Настасья снова заплакала. Не рада будешь…
Новая калитка, почти без скрипа пустила внутрь.
-Хозяин, выдь как поговорить – Андрей как каменное изваяние застыл среди двора.
-Кого еще… раздался недовольный голос и на крыльцо вышел Семен, усатый крепыш в накинутом на майку довоенном пиджаке - кто шумит…
-Что Сеня, думал я червей кормлю - Андрей ухмыльнулся – извини, вытащили меня.
-Андрююха – Сенька судорожно забегал глазами, стараясь за что-то ухватится – у меня пулемет заклинило, самого вон ранило – и он разорвав на груди рубаху, показал на рубец в области груди…
-Заклинило, говоришь, ребята ко мне в госпиталь приходили Сеня, говорили, что даже ленту не потратил…а ты ведь прикрывать нас должен был…
-Ей Богу Андрей, ей Богу – на глаза Семена навернулись слезы, а руки судорожно стали что-то искать в карманах выцветшего галифе – как справа поперли видел, тьма…потом шарахнула и темнота…
-А Федю то, потом нашли – Андрей так и стоял посреди двора, широко расставив ноги – он меня раненого замотал, а сам у пулемета до последнего…
Семен понурив голову, вдруг упал на колени, - прости Андрюша, прости, не сдюжил, не смог - размазывая по лицу слезы.
- Не держу зла я Сеня, остыл – Андрей потер дергающуюся щеку о плечо.
-Как в госпитале лежал, думал зубами тебе горло грызть буду, а сейчас …детей жалко, кто теперь поднимет?
Трясясь от рыдания, Семен поднял голову – Я Андрей, я. Жрать не буду, спать не буду, подниму пацанов твоих.
- Нет Семен веры, нет тебе – зло и отрывисто произнес Андрей – и Богу нет и никому…
Он бы ударил, вытер слезы, закрутил бы самокрутку. Но рук не было.

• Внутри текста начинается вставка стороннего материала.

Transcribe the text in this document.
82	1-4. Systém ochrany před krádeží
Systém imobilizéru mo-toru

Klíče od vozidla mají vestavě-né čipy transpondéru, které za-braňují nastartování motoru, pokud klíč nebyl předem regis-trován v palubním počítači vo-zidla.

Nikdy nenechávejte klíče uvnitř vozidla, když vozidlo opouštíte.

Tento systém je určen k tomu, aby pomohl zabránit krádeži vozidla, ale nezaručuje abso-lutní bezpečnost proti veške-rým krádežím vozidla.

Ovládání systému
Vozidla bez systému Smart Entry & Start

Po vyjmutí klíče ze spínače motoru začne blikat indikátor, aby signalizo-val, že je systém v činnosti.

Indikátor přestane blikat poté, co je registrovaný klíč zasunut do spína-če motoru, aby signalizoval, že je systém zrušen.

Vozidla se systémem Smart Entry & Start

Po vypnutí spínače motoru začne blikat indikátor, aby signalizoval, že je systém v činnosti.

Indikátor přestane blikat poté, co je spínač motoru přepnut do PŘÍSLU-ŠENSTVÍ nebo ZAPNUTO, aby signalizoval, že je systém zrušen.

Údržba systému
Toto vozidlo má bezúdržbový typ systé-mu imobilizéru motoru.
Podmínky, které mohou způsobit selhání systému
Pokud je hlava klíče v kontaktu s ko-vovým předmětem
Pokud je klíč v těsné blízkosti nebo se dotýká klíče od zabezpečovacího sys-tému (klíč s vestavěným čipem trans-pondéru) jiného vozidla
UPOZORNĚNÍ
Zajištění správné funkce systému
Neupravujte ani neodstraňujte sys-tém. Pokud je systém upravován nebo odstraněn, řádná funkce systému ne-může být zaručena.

На подоконнике заиграла кукла, та самая, которую он из горящего дома вынес, дочке Сенькиной в подарок. Ветерок кружил занавески. Сенька стоял на коленях и уткнувшись головой в его сапоги по-бабьи выл.
Назойливый комар, уткнувшись в шею, пытался напиться крови.
Бои отгремели, но не прошли. Мирная жизнь, лишь входила в свою колею.